Thanks Sylvia you are right 110% just a slip of the brain :smitten:
 
This is the payment section of the card previosly pictured from The house that jack built. It seems that
2pounds 9 shillings was spent on clothes and thirteen and eleven pence was spent on boots.
 
Hi there
Recently new to looking for family and lost relatives I got together with mum on the weekend looking at old photographs and listening to memories. One wedding photo showed the bridesmaids "tiara" and mum said - "I got those from the House that Jack Built - cost me a pound each they did". Now today I am looking at the site and saw this message about the shop. It is a great site and reading the messages and reading about places mum has mentioned.

Thank you all.

Elaine
 
Alf, yes it is the Dog & Duck,.

John, I meant it was the end of an era, the end of Newtown Row as we knew it as a great shopping centre.
 
Hi John: Thanks for the photo.
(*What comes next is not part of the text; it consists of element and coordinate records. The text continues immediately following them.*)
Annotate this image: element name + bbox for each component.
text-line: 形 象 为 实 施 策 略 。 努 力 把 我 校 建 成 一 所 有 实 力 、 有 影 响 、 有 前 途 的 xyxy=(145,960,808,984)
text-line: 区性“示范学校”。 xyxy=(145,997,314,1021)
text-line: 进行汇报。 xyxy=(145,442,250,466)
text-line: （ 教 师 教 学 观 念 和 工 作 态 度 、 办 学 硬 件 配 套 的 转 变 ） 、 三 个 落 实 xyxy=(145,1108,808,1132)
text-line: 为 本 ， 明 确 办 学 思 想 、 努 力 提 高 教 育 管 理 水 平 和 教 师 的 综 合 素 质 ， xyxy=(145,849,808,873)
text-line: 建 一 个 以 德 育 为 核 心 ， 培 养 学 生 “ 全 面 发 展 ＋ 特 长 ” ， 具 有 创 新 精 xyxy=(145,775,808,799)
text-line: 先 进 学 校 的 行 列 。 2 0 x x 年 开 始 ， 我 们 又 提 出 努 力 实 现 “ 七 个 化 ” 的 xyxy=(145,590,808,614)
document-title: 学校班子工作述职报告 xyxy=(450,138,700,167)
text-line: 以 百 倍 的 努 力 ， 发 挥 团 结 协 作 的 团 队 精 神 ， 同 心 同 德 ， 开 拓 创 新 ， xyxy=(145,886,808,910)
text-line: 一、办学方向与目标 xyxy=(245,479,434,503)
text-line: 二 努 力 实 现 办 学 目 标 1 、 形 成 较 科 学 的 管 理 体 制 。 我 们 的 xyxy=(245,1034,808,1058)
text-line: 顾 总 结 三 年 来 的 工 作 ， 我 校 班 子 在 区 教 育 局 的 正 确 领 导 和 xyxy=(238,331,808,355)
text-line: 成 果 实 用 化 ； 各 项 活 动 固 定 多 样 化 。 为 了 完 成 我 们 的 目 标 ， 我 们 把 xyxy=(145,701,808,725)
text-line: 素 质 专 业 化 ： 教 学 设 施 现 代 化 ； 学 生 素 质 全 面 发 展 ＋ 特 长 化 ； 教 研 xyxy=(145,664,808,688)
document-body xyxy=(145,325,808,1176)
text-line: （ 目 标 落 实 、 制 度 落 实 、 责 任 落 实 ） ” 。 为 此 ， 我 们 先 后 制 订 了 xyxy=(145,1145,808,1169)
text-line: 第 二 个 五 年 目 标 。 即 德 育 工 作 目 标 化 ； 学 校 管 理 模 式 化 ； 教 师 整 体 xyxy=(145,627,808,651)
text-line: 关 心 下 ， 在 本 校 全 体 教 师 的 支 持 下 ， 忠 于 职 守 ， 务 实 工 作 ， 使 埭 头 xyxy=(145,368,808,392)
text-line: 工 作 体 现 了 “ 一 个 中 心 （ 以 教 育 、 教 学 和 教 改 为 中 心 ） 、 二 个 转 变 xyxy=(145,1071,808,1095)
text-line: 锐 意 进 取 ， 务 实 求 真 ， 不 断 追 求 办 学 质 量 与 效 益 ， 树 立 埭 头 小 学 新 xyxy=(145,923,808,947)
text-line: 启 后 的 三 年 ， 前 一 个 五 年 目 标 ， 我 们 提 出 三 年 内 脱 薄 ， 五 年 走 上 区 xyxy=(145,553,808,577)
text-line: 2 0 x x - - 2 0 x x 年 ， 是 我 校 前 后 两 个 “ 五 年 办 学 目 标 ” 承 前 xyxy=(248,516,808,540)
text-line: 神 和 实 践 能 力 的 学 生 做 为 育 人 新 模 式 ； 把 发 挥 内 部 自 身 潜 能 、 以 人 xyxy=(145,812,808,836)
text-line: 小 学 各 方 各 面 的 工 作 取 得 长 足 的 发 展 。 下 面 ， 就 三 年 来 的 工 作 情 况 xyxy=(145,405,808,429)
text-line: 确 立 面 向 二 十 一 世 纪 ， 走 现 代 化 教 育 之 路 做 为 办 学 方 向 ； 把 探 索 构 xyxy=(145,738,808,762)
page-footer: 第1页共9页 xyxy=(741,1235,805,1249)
When my Mother worked for Sun Cycles I used to go and meet her and we would "do" the Newtown Row shops. Even before I went in half the shops and the market, I knew all about them because Mum used to do a lot of shopping along there and, of course, talk about how much she liked shopping there.
Also, bringing home the faggots and peas from Potters Hill was much looked forward to.

Later on I started taking a different bus home from town so that I could go and have a look around THTJB. I bought some great china for my bottom drawer from there. Very good quality as I remember. You could obtain all your needs from the shops along Newtown Row and I loved going to shop in different areas....still do come to think of it.

Yes, that photo sadly portrays the end of an era but we all seem to have great memories of the happy times when we knew all those shops so well.